借金令嬢は異世界でカフェを開きます

 ティユは日本でいう笹みたいなもので、殺菌効果がある扇形の葉だ。サンドイッチや焼き栗を包むのによく使われるそれは、乾燥させると無臭になる。色も黄色にうっすら緑色が縞になったように見えるため、クレープの包み紙としてもぴったりだと思い、迷わず採用した。

(何より安価で手に入りやすいもの。しかも見た目は思った以上に、本当に、間違いなく、クレープ屋さんのクレープだわ!)

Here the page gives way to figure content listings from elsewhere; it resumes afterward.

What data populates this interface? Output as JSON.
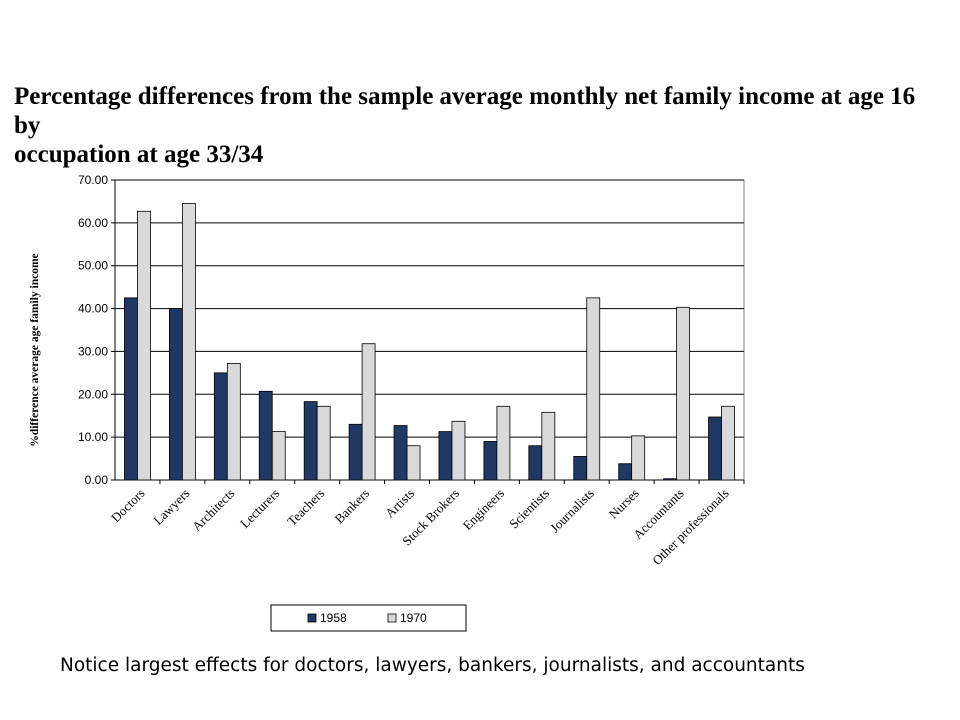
{
  "title_lines": [
    "Percentage differences from the sample average monthly net family income at age 16 by",
    "occupation at age 33/34"
  ],
  "note": "Notice largest effects for doctors, lawyers, bankers, journalists, and accountants",
  "colors": {
    "series_1958": "#1f3864",
    "series_1970": "#d9d9d9"
  },
  "chart_data": {
    "type": "bar",
    "title": "Percentage differences from the sample average monthly net family income at age 16 by occupation at age 33/34",
    "ylabel": "%difference average age family income",
    "xlabel": "",
    "ylim": [
      0,
      70
    ],
    "yticks": [
      "0.00",
      "10.00",
      "20.00",
      "30.00",
      "40.00",
      "50.00",
      "60.00",
      "70.00"
    ],
    "grid": true,
    "legend_position": "bottom",
    "categories": [
      "Doctors",
      "Lawyers",
      "Architects",
      "Lecturers",
      "Teachers",
      "Bankers",
      "Artists",
      "Stock Brokers",
      "Engineers",
      "Scientists",
      "Journalists",
      "Nurses",
      "Accountants",
      "Other professionals"
    ],
    "series": [
      {
        "name": "1958",
        "values": [
          42.5,
          40.0,
          25.0,
          20.7,
          18.3,
          13.0,
          12.7,
          11.3,
          9.0,
          8.0,
          5.5,
          3.8,
          0.3,
          14.7
        ]
      },
      {
        "name": "1970",
        "values": [
          62.7,
          64.5,
          27.2,
          11.3,
          17.2,
          31.8,
          8.0,
          13.7,
          17.2,
          15.8,
          42.5,
          10.3,
          40.3,
          17.2
        ]
      }
    ]
  }
}
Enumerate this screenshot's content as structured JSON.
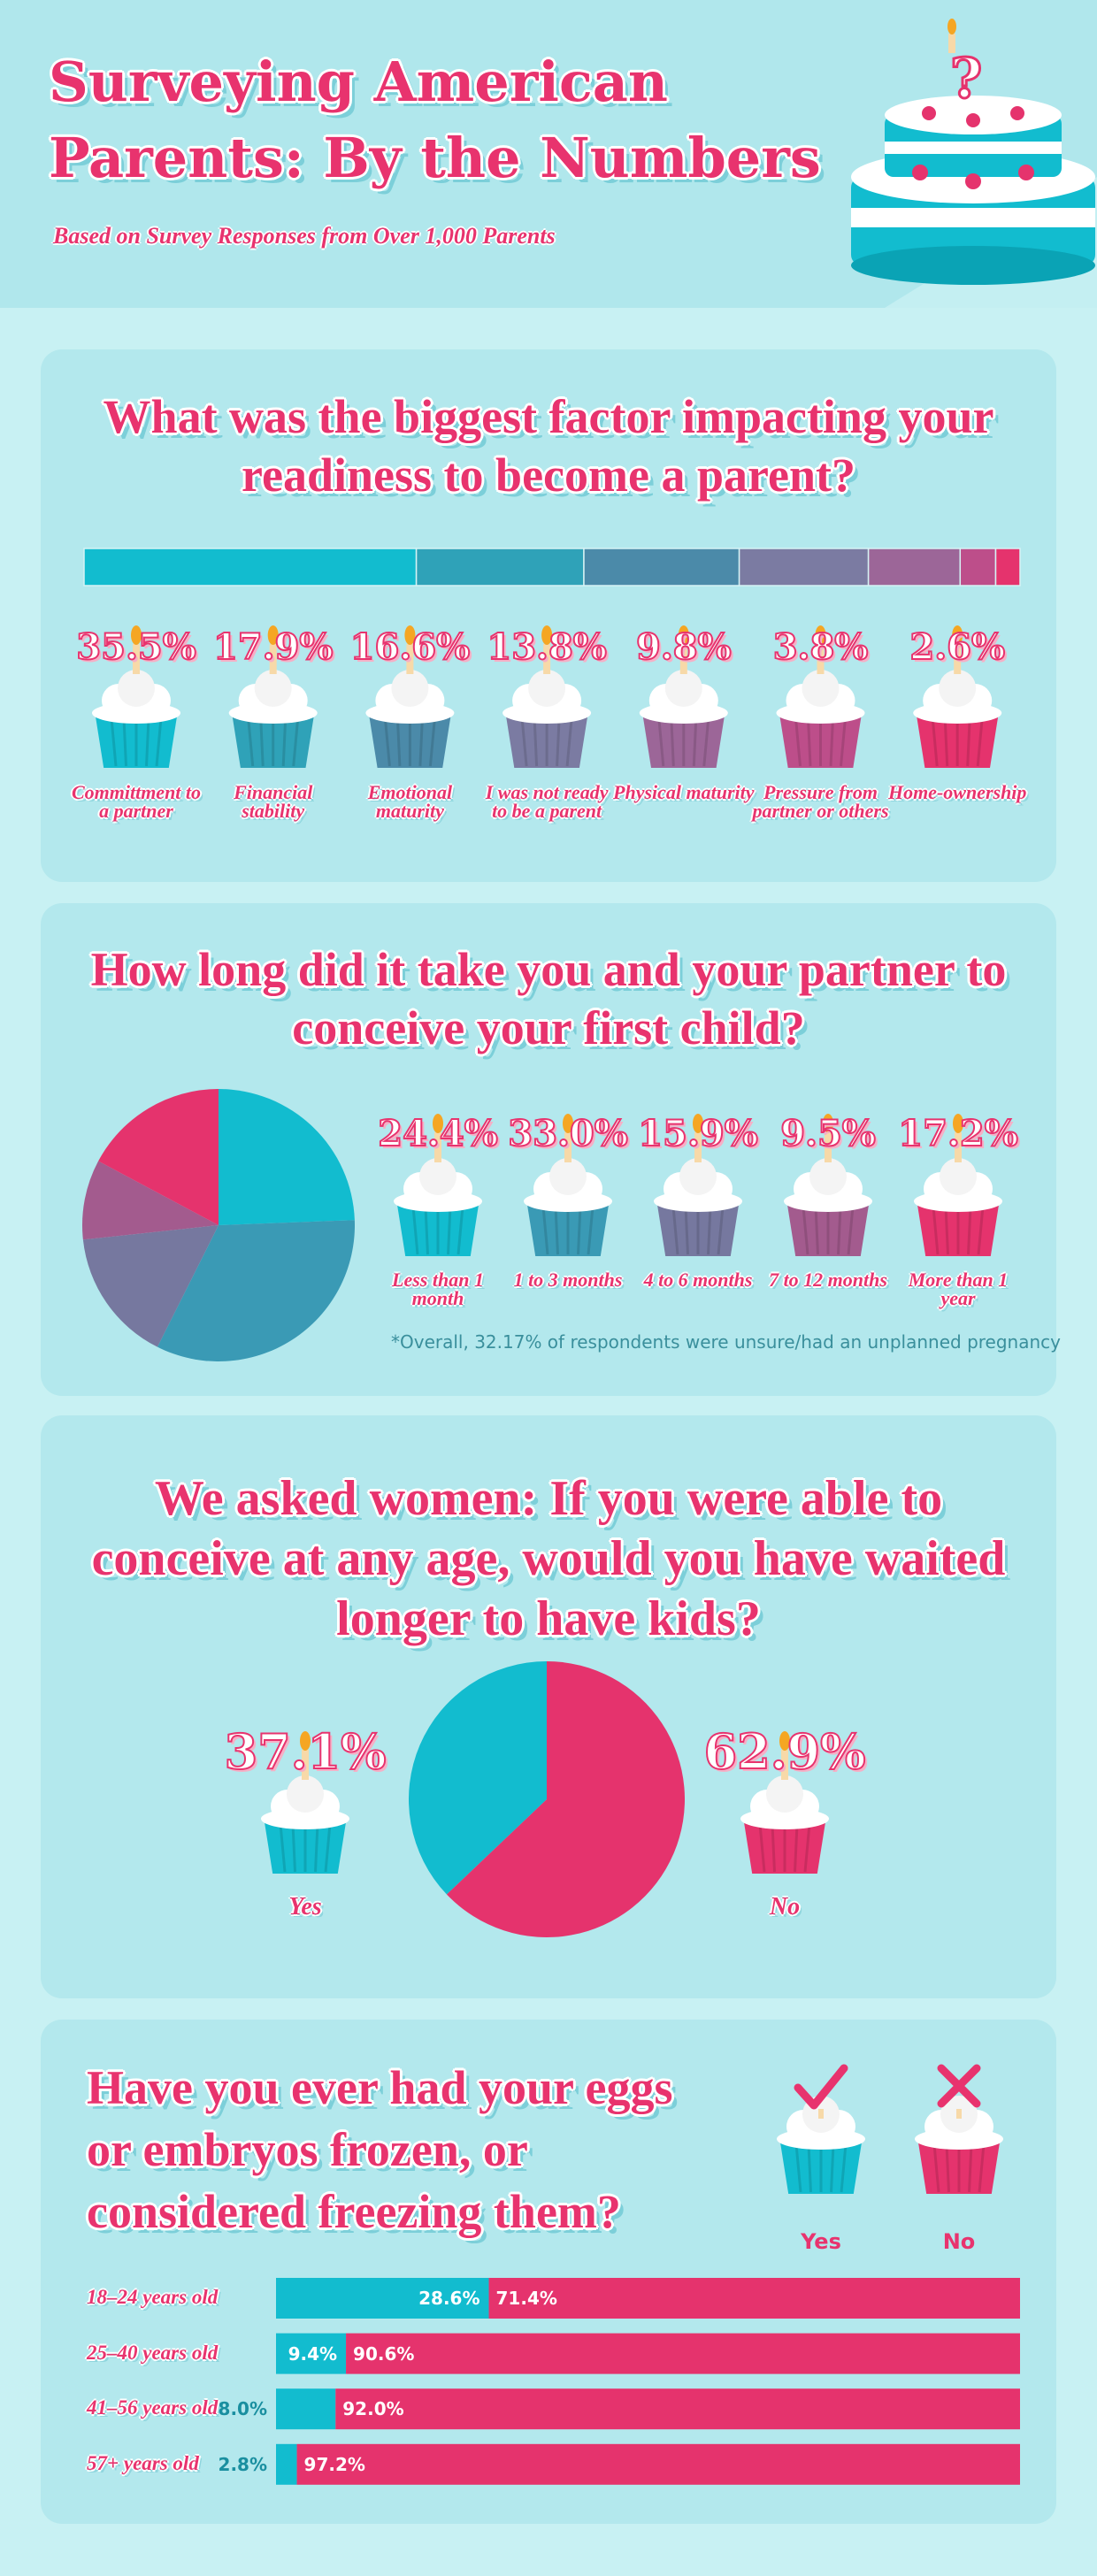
{
  "header": {
    "title": "Surveying American Parents: By the Numbers",
    "subtitle": "Based on Survey Responses from Over 1,000 Parents"
  },
  "chart_data": [
    {
      "type": "stacked-bar",
      "title": "What was the biggest factor impacting your readiness to become a parent?",
      "categories": [
        "Committment to a partner",
        "Financial stability",
        "Emotional maturity",
        "I was not ready to be a parent",
        "Physical maturity",
        "Pressure from partner or others",
        "Home-ownership"
      ],
      "values": [
        35.5,
        17.9,
        16.6,
        13.8,
        9.8,
        3.8,
        2.6
      ],
      "value_labels": [
        "35.5%",
        "17.9%",
        "16.6%",
        "13.8%",
        "9.8%",
        "3.8%",
        "2.6%"
      ],
      "colors": [
        "#12bccf",
        "#2fa2b8",
        "#4b8aa9",
        "#7b7ba2",
        "#9c6698",
        "#bd4e8a",
        "#e5336d"
      ],
      "xlim": [
        0,
        100
      ]
    },
    {
      "type": "pie",
      "title": "How long did it take you and your partner to conceive your first child?",
      "categories": [
        "Less than 1 month",
        "1 to 3 months",
        "4 to 6 months",
        "7 to 12 months",
        "More than 1 year"
      ],
      "values": [
        24.4,
        33.0,
        15.9,
        9.5,
        17.2
      ],
      "value_labels": [
        "24.4%",
        "33.0%",
        "15.9%",
        "9.5%",
        "17.2%"
      ],
      "colors": [
        "#12bccf",
        "#3a9ab5",
        "#76789f",
        "#a35b8e",
        "#e5336d"
      ],
      "direction": "clockwise",
      "note": "*Overall, 32.17% of respondents were unsure/had an unplanned pregnancy"
    },
    {
      "type": "pie",
      "title": "We asked women: If you were able to conceive at any age, would you have waited longer to have kids?",
      "categories": [
        "Yes",
        "No"
      ],
      "values": [
        37.1,
        62.9
      ],
      "value_labels": [
        "37.1%",
        "62.9%"
      ],
      "colors": [
        "#12bccf",
        "#e5336d"
      ],
      "direction": "counterclockwise"
    },
    {
      "type": "stacked-bar",
      "title": "Have you ever had your eggs or embryos frozen, or considered freezing them?",
      "categories": [
        "18–24 years old",
        "25–40 years old",
        "41–56 years old",
        "57+ years old"
      ],
      "series": [
        {
          "name": "Yes",
          "color": "#12bccf",
          "values": [
            28.6,
            9.4,
            8.0,
            2.8
          ],
          "value_labels": [
            "28.6%",
            "9.4%",
            "8.0%",
            "2.8%"
          ]
        },
        {
          "name": "No",
          "color": "#e5336d",
          "values": [
            71.4,
            90.6,
            92.0,
            97.2
          ],
          "value_labels": [
            "71.4%",
            "90.6%",
            "92.0%",
            "97.2%"
          ]
        }
      ],
      "xlim": [
        0,
        100
      ]
    }
  ]
}
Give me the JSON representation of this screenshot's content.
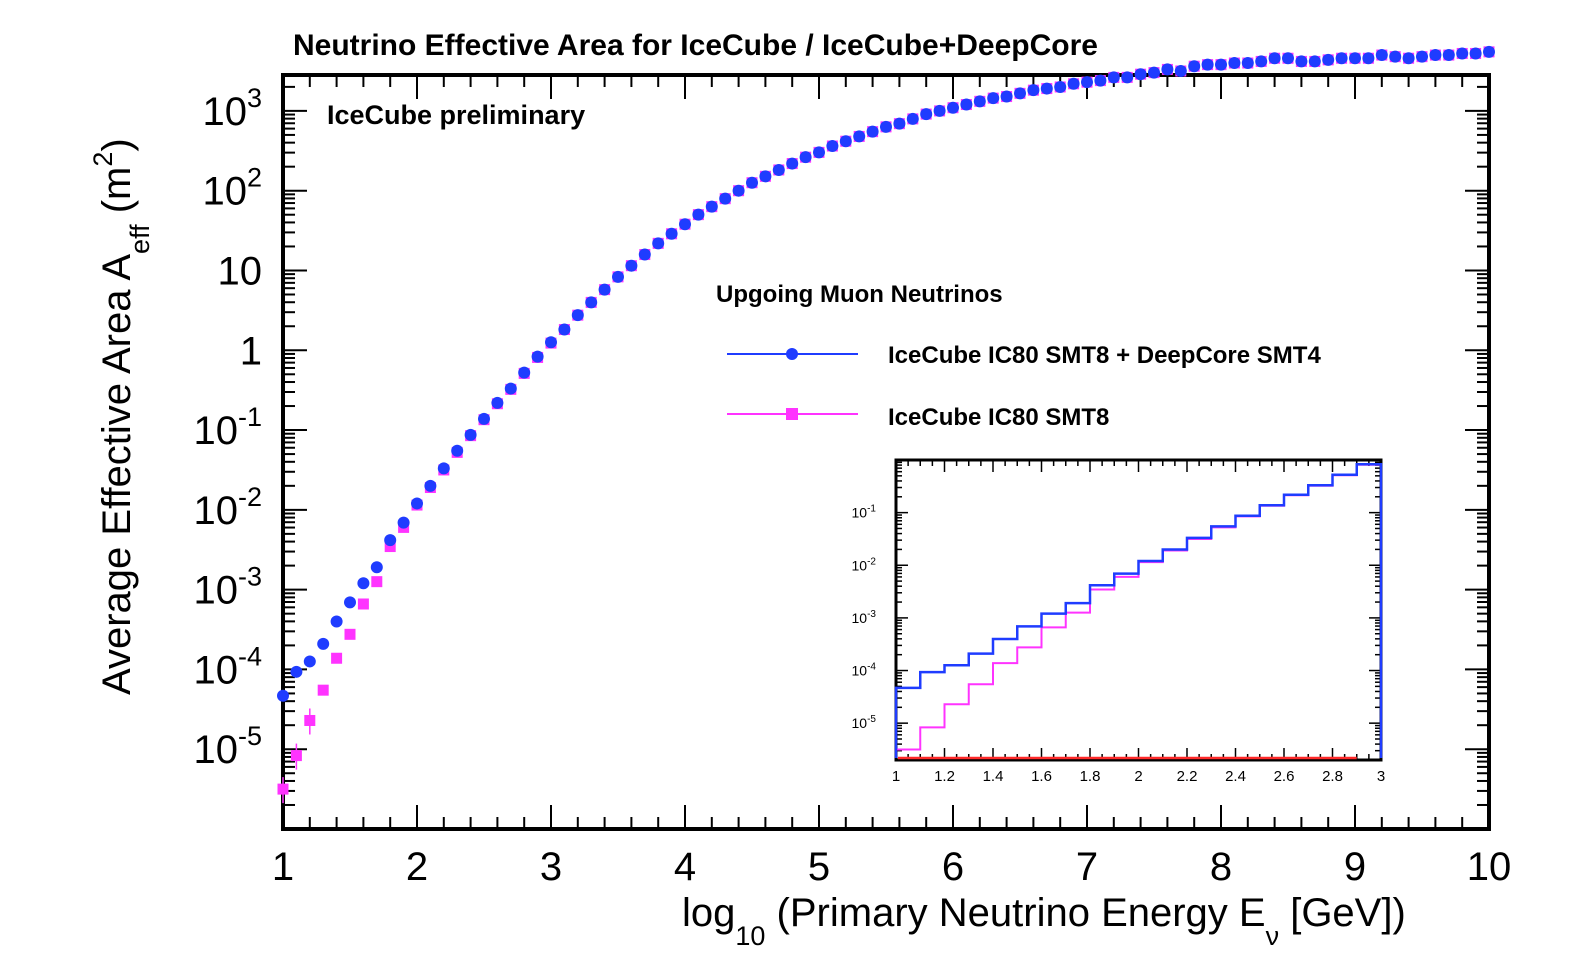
{
  "chart_data": {
    "type": "scatter",
    "title": "Neutrino Effective Area for IceCube / IceCube+DeepCore",
    "annotation": "IceCube preliminary",
    "xlabel": {
      "main": "log",
      "sub": "10",
      "rest": " (Primary Neutrino Energy E",
      "sub2": "ν",
      "end": " [GeV])"
    },
    "ylabel": {
      "main": "Average Effective Area A",
      "sub": "eff",
      "rest": " (m",
      "sup": "2",
      "end": ")"
    },
    "xlim": [
      1,
      10
    ],
    "ylog10lim": [
      -6.0,
      3.45
    ],
    "x_ticks": [
      "1",
      "2",
      "3",
      "4",
      "5",
      "6",
      "7",
      "8",
      "9",
      "10"
    ],
    "y_ticks": [
      {
        "exp": -5,
        "base": "10",
        "sup": "-5"
      },
      {
        "exp": -4,
        "base": "10",
        "sup": "-4"
      },
      {
        "exp": -3,
        "base": "10",
        "sup": "-3"
      },
      {
        "exp": -2,
        "base": "10",
        "sup": "-2"
      },
      {
        "exp": -1,
        "base": "10",
        "sup": "-1"
      },
      {
        "exp": 0,
        "base": "1",
        "sup": ""
      },
      {
        "exp": 1,
        "base": "10",
        "sup": ""
      },
      {
        "exp": 2,
        "base": "10",
        "sup": "2"
      },
      {
        "exp": 3,
        "base": "10",
        "sup": "3"
      }
    ],
    "legend": {
      "title": "Upgoing Muon Neutrinos",
      "entries": [
        {
          "label": "IceCube IC80 SMT8 + DeepCore SMT4",
          "color": "#1f3cff",
          "marker": "circle"
        },
        {
          "label": "IceCube IC80 SMT8",
          "color": "#ff33ff",
          "marker": "square"
        }
      ]
    },
    "x": [
      1.0,
      1.1,
      1.2,
      1.3,
      1.4,
      1.5,
      1.6,
      1.7,
      1.8,
      1.9,
      2.0,
      2.1,
      2.2,
      2.3,
      2.4,
      2.5,
      2.6,
      2.7,
      2.8,
      2.9,
      3.0,
      3.1,
      3.2,
      3.3,
      3.4,
      3.5,
      3.6,
      3.7,
      3.8,
      3.9,
      4.0,
      4.1,
      4.2,
      4.3,
      4.4,
      4.5,
      4.6,
      4.7,
      4.8,
      4.9,
      5.0,
      5.1,
      5.2,
      5.3,
      5.4,
      5.5,
      5.6,
      5.7,
      5.8,
      5.9,
      6.0,
      6.1,
      6.2,
      6.3,
      6.4,
      6.5,
      6.6,
      6.7,
      6.8,
      6.9,
      7.0,
      7.1,
      7.2,
      7.3,
      7.4,
      7.5,
      7.6,
      7.7,
      7.8,
      7.9,
      8.0,
      8.1,
      8.2,
      8.3,
      8.4,
      8.5,
      8.6,
      8.7,
      8.8,
      8.9,
      9.0,
      9.1,
      9.2,
      9.3,
      9.4,
      9.5,
      9.6,
      9.7,
      9.8,
      9.9,
      10.0
    ],
    "series": [
      {
        "name": "IceCube IC80 SMT8 + DeepCore SMT4",
        "color": "#1f3cff",
        "log10_values": [
          -4.33,
          -4.03,
          -3.9,
          -3.68,
          -3.4,
          -3.16,
          -2.92,
          -2.72,
          -2.38,
          -2.16,
          -1.92,
          -1.7,
          -1.48,
          -1.26,
          -1.06,
          -0.86,
          -0.66,
          -0.48,
          -0.28,
          -0.08,
          0.1,
          0.26,
          0.44,
          0.6,
          0.76,
          0.92,
          1.06,
          1.2,
          1.34,
          1.46,
          1.58,
          1.7,
          1.8,
          1.9,
          2.0,
          2.1,
          2.18,
          2.26,
          2.34,
          2.42,
          2.48,
          2.56,
          2.62,
          2.68,
          2.74,
          2.8,
          2.84,
          2.9,
          2.96,
          3.0,
          3.04,
          3.08,
          3.12,
          3.16,
          3.18,
          3.22,
          3.26,
          3.28,
          3.3,
          3.34,
          3.36,
          3.38,
          3.42,
          3.42,
          3.46,
          3.48,
          3.52,
          3.5,
          3.56,
          3.58,
          3.58,
          3.6,
          3.6,
          3.62,
          3.66,
          3.66,
          3.62,
          3.62,
          3.64,
          3.66,
          3.66,
          3.66,
          3.7,
          3.68,
          3.66,
          3.68,
          3.7,
          3.7,
          3.72,
          3.72,
          3.74
        ]
      },
      {
        "name": "IceCube IC80 SMT8",
        "color": "#ff33ff",
        "log10_values": [
          -5.5,
          -5.08,
          -4.64,
          -4.26,
          -3.86,
          -3.56,
          -3.18,
          -2.9,
          -2.46,
          -2.22,
          -1.94,
          -1.72,
          -1.5,
          -1.28,
          -1.07,
          -0.87,
          -0.67,
          -0.49,
          -0.29,
          -0.09,
          0.09,
          0.26,
          0.44,
          0.6,
          0.76,
          0.92,
          1.06,
          1.2,
          1.34,
          1.46,
          1.58,
          1.7,
          1.8,
          1.9,
          2.0,
          2.1,
          2.18,
          2.26,
          2.34,
          2.42,
          2.48,
          2.56,
          2.62,
          2.68,
          2.74,
          2.8,
          2.84,
          2.9,
          2.96,
          3.0,
          3.04,
          3.08,
          3.12,
          3.16,
          3.18,
          3.22,
          3.26,
          3.28,
          3.3,
          3.34,
          3.36,
          3.38,
          3.42,
          3.42,
          3.46,
          3.48,
          3.52,
          3.5,
          3.56,
          3.58,
          3.58,
          3.6,
          3.6,
          3.62,
          3.66,
          3.66,
          3.62,
          3.62,
          3.64,
          3.66,
          3.66,
          3.66,
          3.7,
          3.68,
          3.66,
          3.68,
          3.7,
          3.7,
          3.72,
          3.72,
          3.74
        ]
      }
    ],
    "inset": {
      "type": "step",
      "xlim": [
        1,
        3
      ],
      "log10_ylim": [
        -5.7,
        0.0
      ],
      "x_ticks": [
        "1",
        "1.2",
        "1.4",
        "1.6",
        "1.8",
        "2",
        "2.2",
        "2.4",
        "2.6",
        "2.8",
        "3"
      ],
      "y_ticks": [
        {
          "exp": -5,
          "base": "10",
          "sup": "-5"
        },
        {
          "exp": -4,
          "base": "10",
          "sup": "-4"
        },
        {
          "exp": -3,
          "base": "10",
          "sup": "-3"
        },
        {
          "exp": -2,
          "base": "10",
          "sup": "-2"
        },
        {
          "exp": -1,
          "base": "10",
          "sup": "-1"
        }
      ],
      "bin_edges": [
        1.0,
        1.1,
        1.2,
        1.3,
        1.4,
        1.5,
        1.6,
        1.7,
        1.8,
        1.9,
        2.0,
        2.1,
        2.2,
        2.3,
        2.4,
        2.5,
        2.6,
        2.7,
        2.8,
        2.9
      ],
      "series": [
        {
          "name": "IceCube IC80 SMT8 + DeepCore SMT4",
          "color": "#1f3cff",
          "log10_values": [
            -4.33,
            -4.03,
            -3.9,
            -3.68,
            -3.4,
            -3.16,
            -2.92,
            -2.72,
            -2.38,
            -2.16,
            -1.92,
            -1.7,
            -1.48,
            -1.26,
            -1.06,
            -0.86,
            -0.66,
            -0.48,
            -0.28,
            -0.08
          ]
        },
        {
          "name": "IceCube IC80 SMT8",
          "color": "#ff33ff",
          "log10_values": [
            -5.5,
            -5.08,
            -4.64,
            -4.26,
            -3.86,
            -3.56,
            -3.18,
            -2.9,
            -2.46,
            -2.22,
            -1.94,
            -1.72,
            -1.5,
            -1.28,
            -1.07,
            -0.87,
            -0.67,
            -0.49,
            -0.29,
            -0.09
          ]
        }
      ],
      "baseline_color": "#ff2a2a"
    }
  }
}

 心の中でガッツポーズをとりつつも、皆の反応をうかがう。
 クリームだけのシンプルなクレープだが、初めて食べるのはどうだろう。

 最初に「おいしい」と、幸せそうににっこり笑ったのはモリーだ。
 次に、早々に完食したマロンが同意するようにこくこくと頷く。
 その後上品にクレープを食べ終えたオズワルドが、顎を撫でながらゆっくりと頷いた。

「これは新しい食べ物ですね。同じクレープだけど、クレープともケーキとも違うものだ」

 そして称賛するようにグレースを見て、「おいしいです。さすがレディ・グレースだ」と微笑んだ。

「恐れ入ります、オズワルドさん。――ピアツェさんはどう?」

 じっくり吟味している様子のピアツェにグレースが問うと、彼女は少しだけ沈黙した後、「これは立ってでも食べられるんだね?」と、逆に問い返す。グレースが肯定すると、彼女はニヤリと笑った。